Two years ago, the FDA lowered the total amount of acetaminophen a prescription pill could contain to 325 milligrams. The federal agency recently announced it would require warnings on prescription drugs with the compound about rare, but serious skin reactions.

The FDA recommends people keep their doctor and pharmacist informed about all the medications they take to make sure they are not being prescribed more than the daily limit. The government agency also recommends people avoid taking acetaminophen with alcohol as it can cause liver damage.

Johnson & Johnson is the largest producer of healthcare products in the world, with about $67 billion in sales last year. The company has occasionally repackaged and relabeled Tylenol over the years and famously issued a nationwide recall of the product in 1982 after seven people died from tampered capsules that had been poisoned.

The company has also addressed liver damage as a result of Tylenol use in the past. In 1994, a warning was added to bottles that warned about combining Tylenol and alcohol. In 1998, a warning to not “exceed recommended dose” was added. In 2004, a specific warning about liver damage was added.

In 2011, Johnson & Johnson removed its Tylenol infant drops – a concentrated formula blamed in some accidental overdose situations. That year it also cut the maximum daily adult dose of Extra Strength Tylenol to 3,000 milligrams and changed “take 2 caplets every 4-6 hours while symptoms last” to “take 2 caplets every 6 hours while symptoms last.”

The tragic case of the 1982 recall would eventually become the gold standard for crisis management by a company.

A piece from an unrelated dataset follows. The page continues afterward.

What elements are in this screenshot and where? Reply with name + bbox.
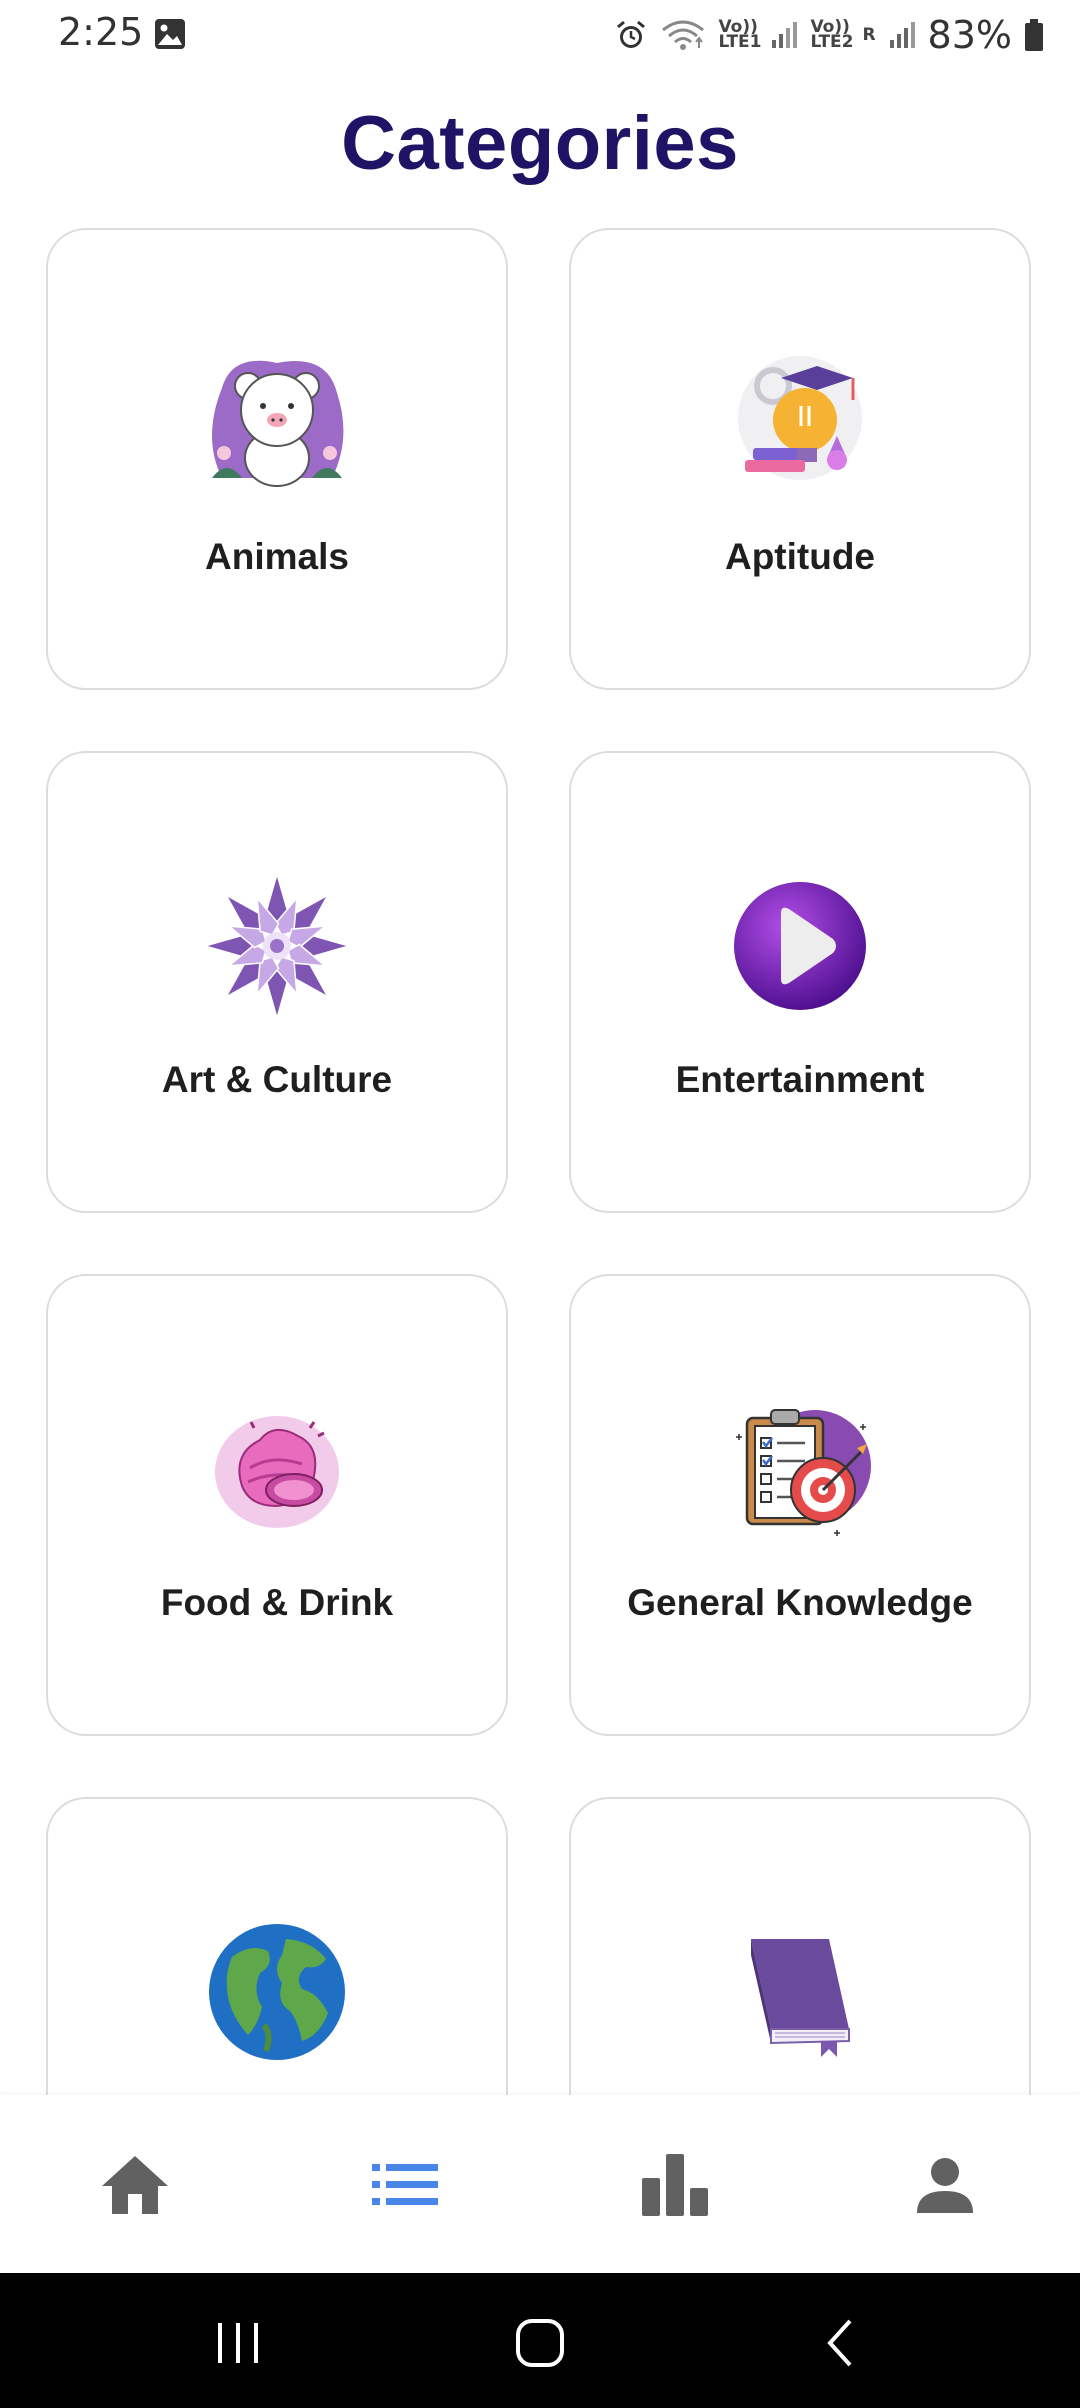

“Johnson & Johnson has effectively demonstrated how a major business ought to handle a disaster,” Jerry Knight wrote in The Washington Post at the time, adding, “this is no Three Mile Island accident in which the company’s response did more damage than the original incident.”

In addition to issuing a recall, the company coordinated with police around Chicago, where the poisonings took place, along with the FBI and the FDA. The company’s stocks dropped immediately after the news of the poisonings broke. However, the stock price rebounded less than a year later.